Results: The 12 month HIV incidence was <1% (0.35%); 44% of new infections were among racial/ethnic minorities and 31% among men who have sex with men (MSM). One third of the sample (33%) reported one or more early life stressors (physical abuse, sexual abuse, neglect, verbal violence, witnessed parental violence). In a weighted, multivariable logistic regression model adjusted for age, education, family socioeconomic position, and sexual orientation, each additional early life violent event was associated with an elevated odds of HIV-infection (aOR=1.22; 95% CI=1.06, 1.39). There was evidence that PTSD partially mediated the relationship between early life traumatic events and HIV; however, the robustness of mediated effects differed substantially for MSM compared to non-MSM, and for racial/ethnic minorities compared to whites.
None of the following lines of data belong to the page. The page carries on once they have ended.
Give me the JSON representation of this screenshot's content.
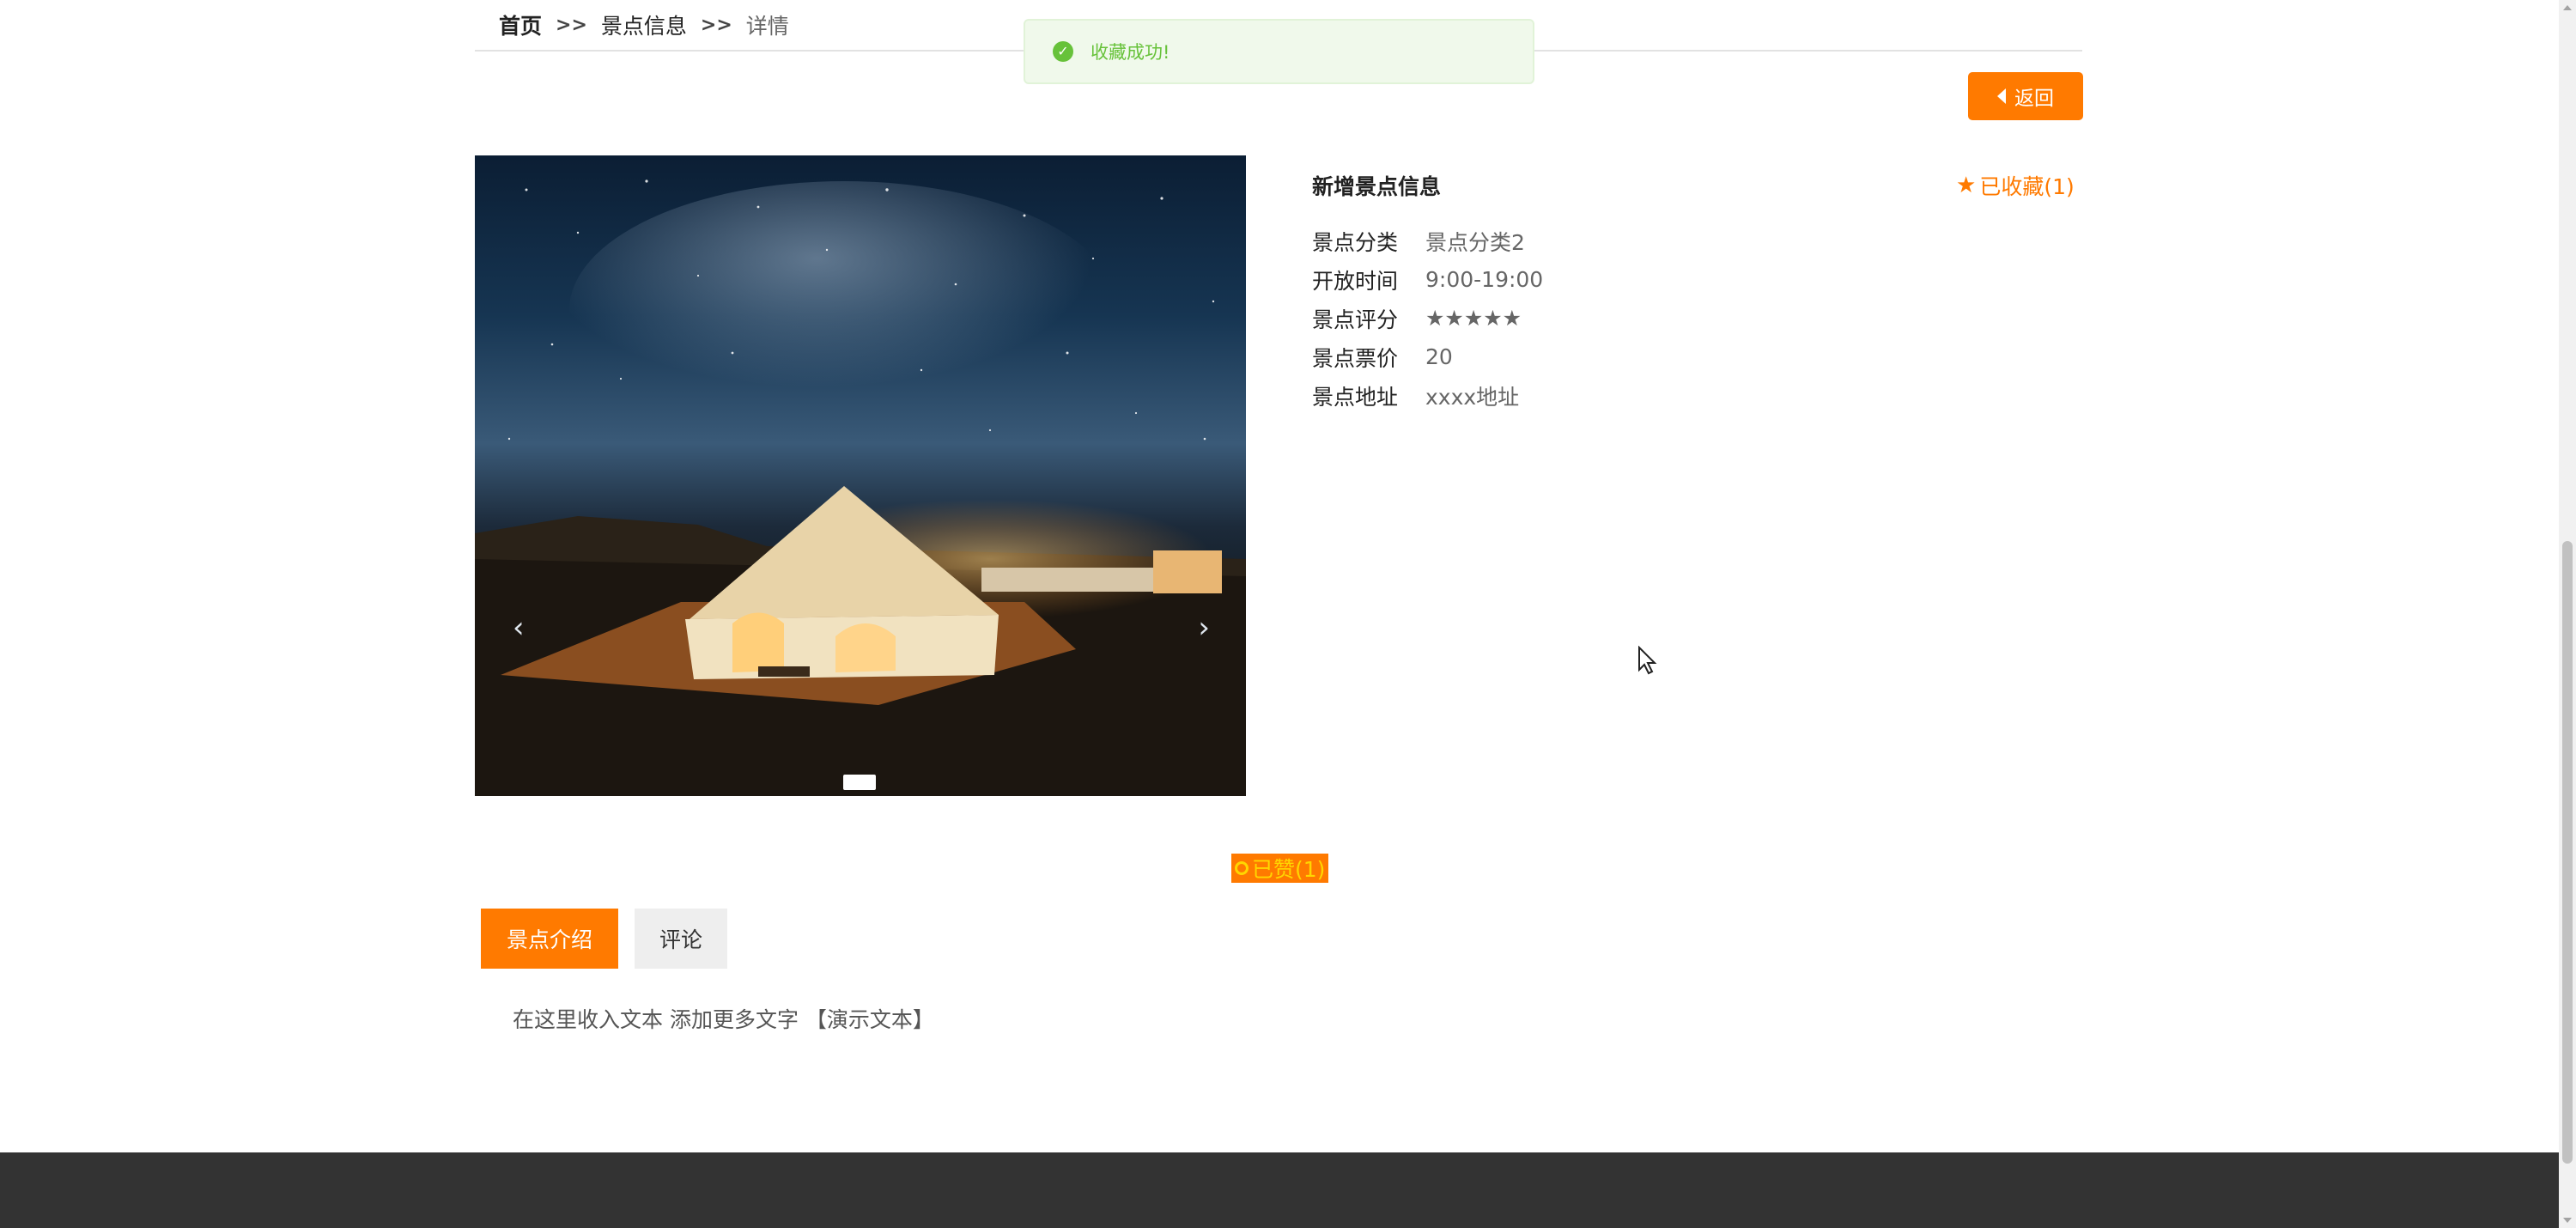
{
  "breadcrumb": {
    "home": "首页",
    "sep1": ">>",
    "scenic": "景点信息",
    "sep2": ">>",
    "current": "详情"
  },
  "toast": {
    "message": "收藏成功!"
  },
  "back_button": {
    "label": "返回"
  },
  "carousel": {
    "prev": "‹",
    "next": "›"
  },
  "info": {
    "title": "新增景点信息",
    "favorite": {
      "icon": "star-icon",
      "label": "已收藏(1)"
    },
    "rows": [
      {
        "label": "景点分类",
        "value": "景点分类2"
      },
      {
        "label": "开放时间",
        "value": "9:00-19:00"
      },
      {
        "label": "景点评分",
        "value": "★★★★★"
      },
      {
        "label": "景点票价",
        "value": "20"
      },
      {
        "label": "景点地址",
        "value": "xxxx地址"
      }
    ]
  },
  "like": {
    "label": "已赞(1)"
  },
  "tabs": [
    {
      "label": "景点介绍"
    },
    {
      "label": "评论"
    }
  ],
  "content": {
    "text": "在这里收入文本 添加更多文字 【演示文本】"
  },
  "colors": {
    "accent": "#ff7a00",
    "success": "#67c23a",
    "footer": "#333333"
  }
}
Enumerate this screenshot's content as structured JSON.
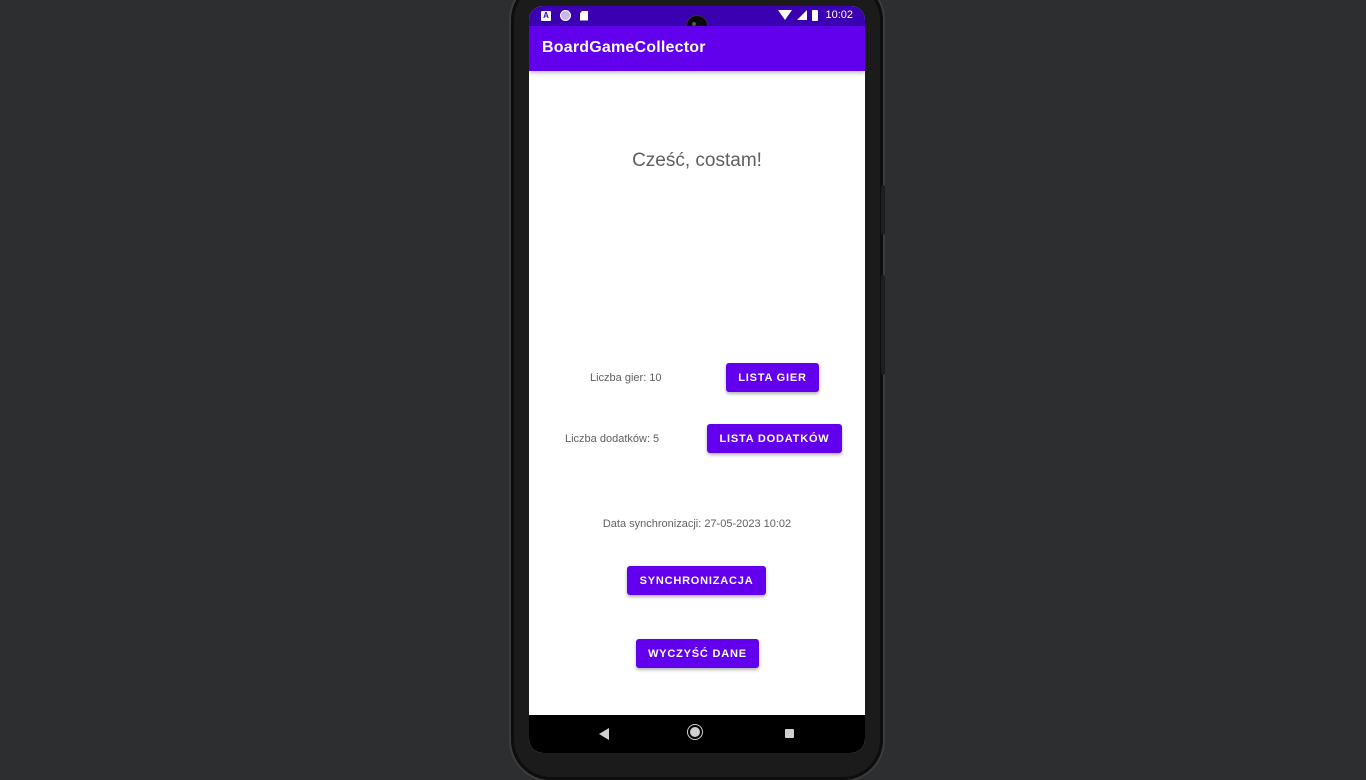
{
  "status_bar": {
    "time": "10:02",
    "left_icons": [
      "a-icon",
      "circle-icon",
      "sd-card-icon"
    ],
    "right_icons": [
      "wifi-icon",
      "signal-icon",
      "battery-icon"
    ]
  },
  "app_bar": {
    "title": "BoardGameCollector"
  },
  "main": {
    "greeting": "Cześć, costam!",
    "games_count_label": "Liczba gier: 10",
    "games_button": "LISTA GIER",
    "addons_count_label": "Liczba dodatków: 5",
    "addons_button": "LISTA DODATKÓW",
    "sync_date_label": "Data synchronizacji: 27-05-2023 10:02",
    "sync_button": "SYNCHRONIZACJA",
    "clear_button": "WYCZYŚĆ DANE"
  },
  "nav_bar": {
    "buttons": [
      "back-icon",
      "home-icon",
      "recents-icon"
    ]
  },
  "colors": {
    "primary": "#6200ee",
    "primary_dark": "#3a00b2",
    "background": "#2d2e30"
  }
}
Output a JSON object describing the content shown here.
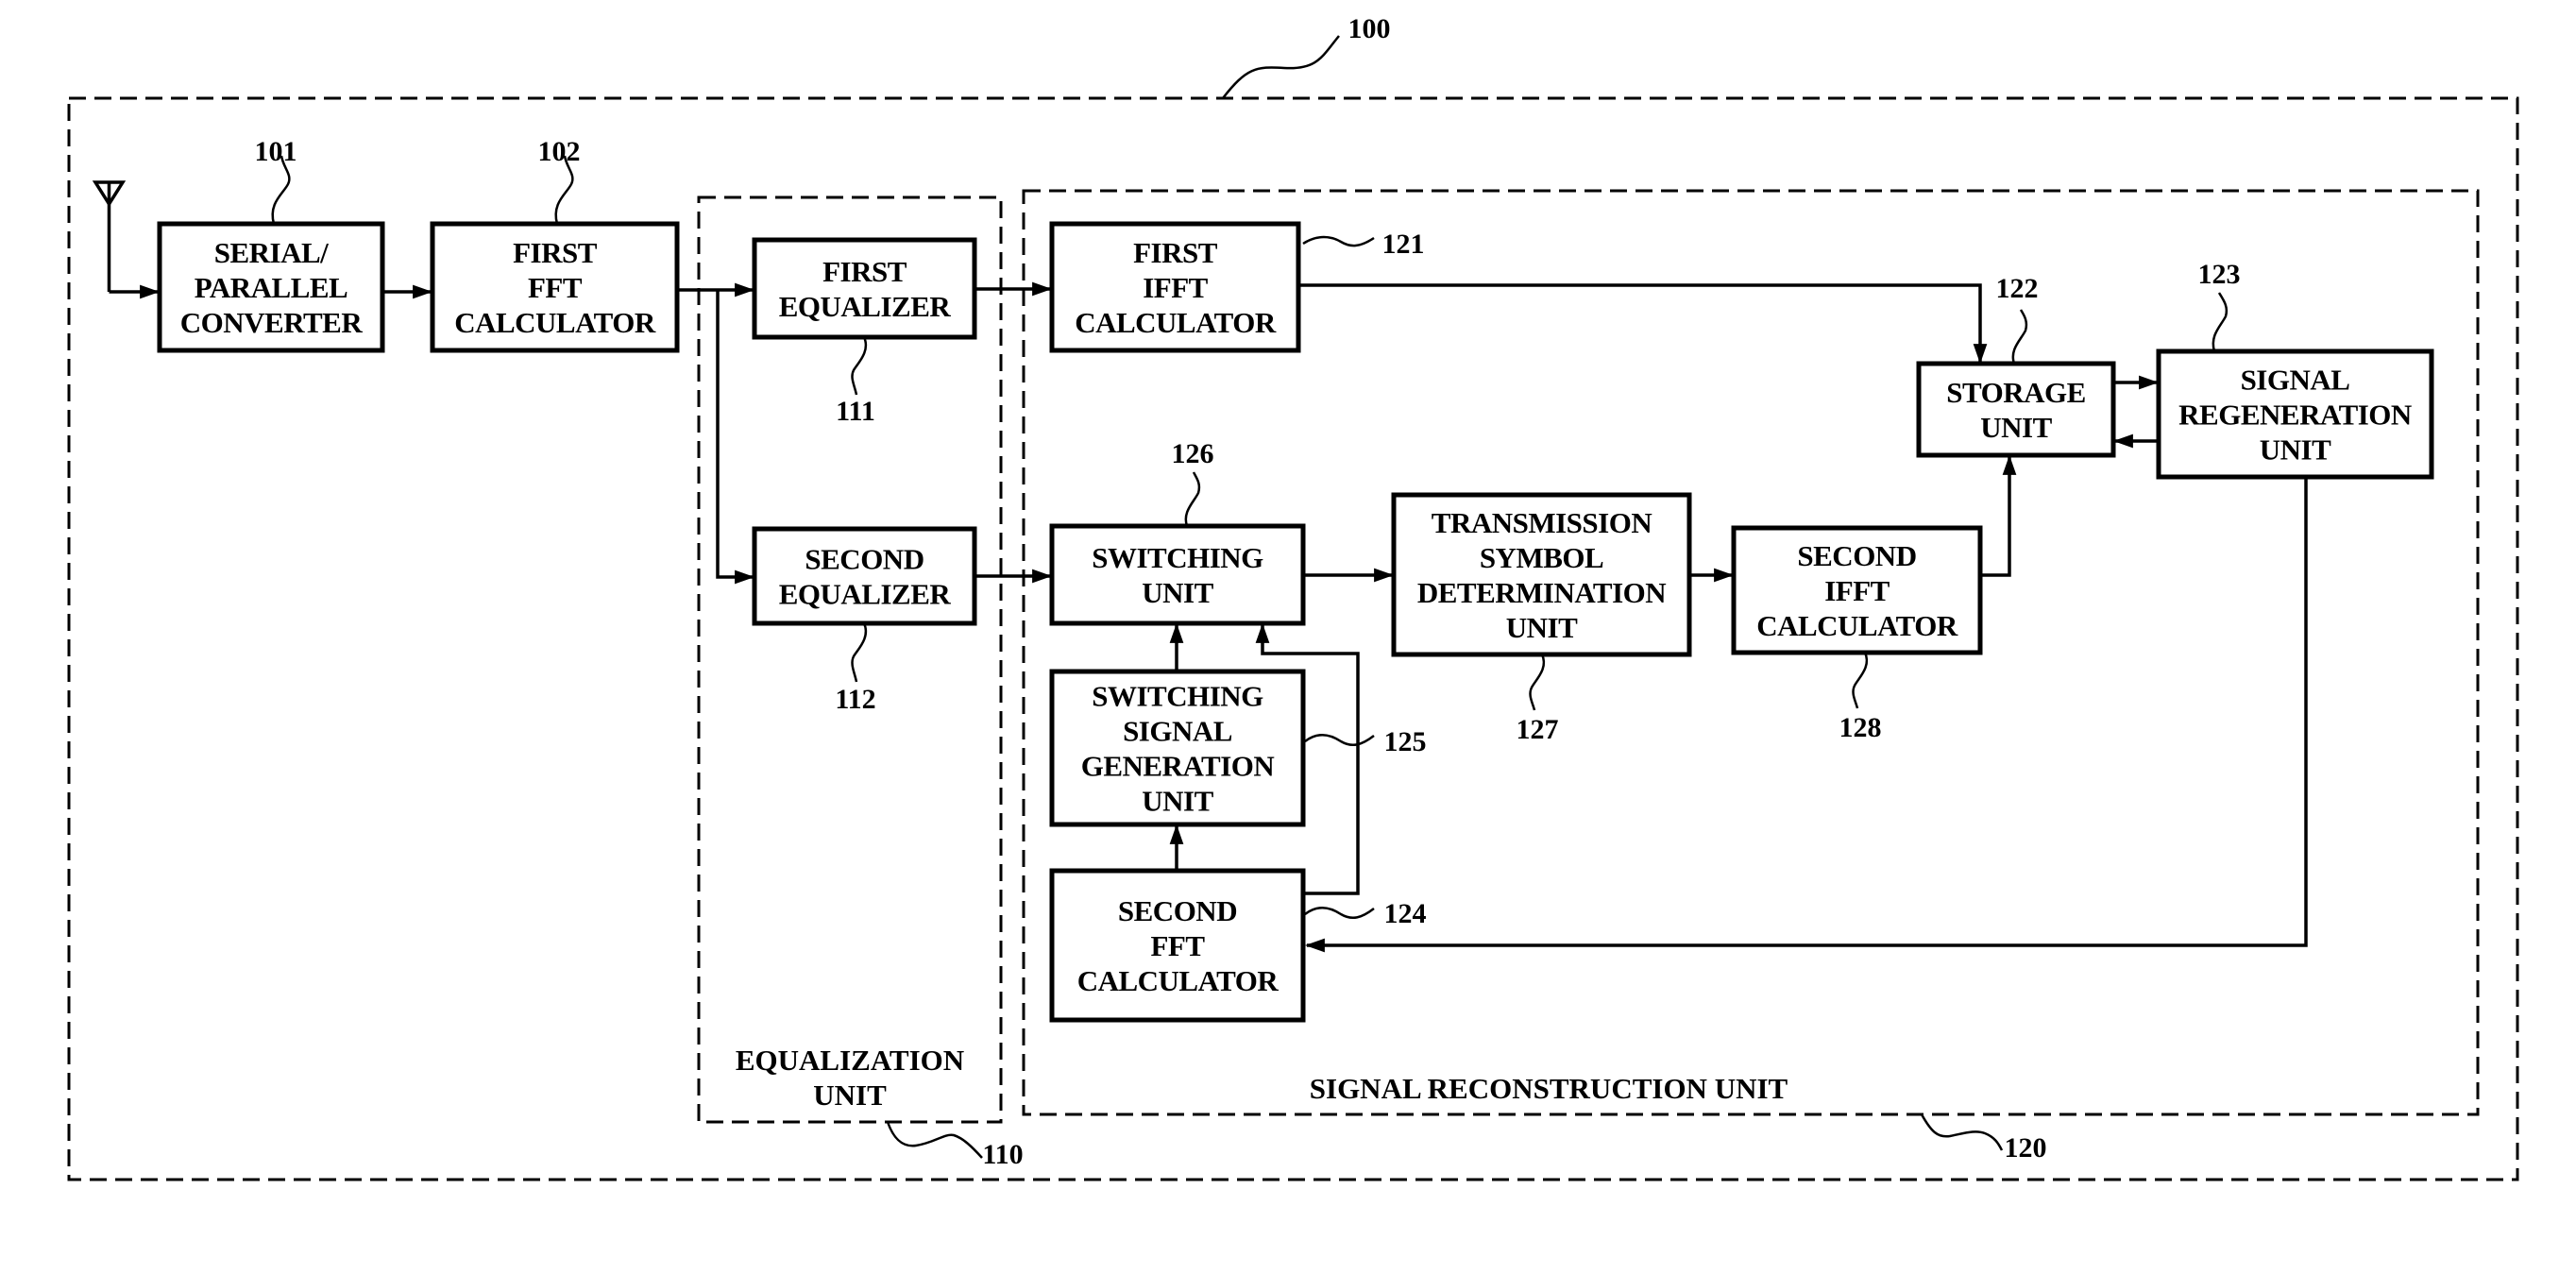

Conclusion: Experiencing early life violent family stressors was associated with incident HIV infection. Early traumatic life events and HIV infection were differentially mediated by PTSD depending on one's sexual orientation and race/ethnicity. Findings have implications for HIV prevention, including interventions for HIV risk reduction and PTSD treatment.

Learning Areas:
Public health or related research

Learning Objectives:
(1) To describe the role of early life stressful events (experienced before age 18) in incident HIV infection in the past 12 months (age 18+). (2) To evaluate whether sexual orientation and race/ethnicity moderate the relationship between early life stress and HIV infection. (3) To empirically test whether PTD mediates the relationship between early life stress and incident HIV infection among men. (4) To consider implications of findings for HIV prevention efforts.

Keywords: HIV/AIDS, Epidemiology

Presenting author's disclosure statement:

Qualified on the content I am responsible for because: Sari Reisner, MA is a Research Analyst at The Fenway Institute, Fenway Health in Boston, MA and a doctoral student in social and psychiatric epidemiology in the Department of Society, Human Development, and Health at Harvard School of Public Health. His current research is guided by a human developmental, life course approach to the study of mental and physical health disparities, including: (1) the social and psychiatric epidemiology of HIV; (2) application of new methodologies to study the health of marginalized and underserved populations. He has co-authored more than 25 peer-reviewed publications on sexual and gender minority health, and has experience in the design, implementation, and evaluation of community-based research, including federally and state-funded intervention studies. He has presented his research nationally at conferences such as APHA, the Society of Behavioral Medicine, and the CDC National HIV Prevention Conference, as well as internationally, at the International AIDS Conference. He is an editorial consultant for the American College of Physicians, Physicians Information and Education Resource (PIER), and a member of the Transgender Research Group at the National Center for Population Research in LGBT Health. Mr. Reisner earned a Masterís degree from Brandeis University and a Bachelorís degree from Georgetown University.
Any relevant financial relationships? No

I agree to comply with the American Public Health Association Conflict of Interest and Commercial Support Guidelines, and to disclose to the participants any off-label or experimental uses of a commercial product or service discussed in my presentation.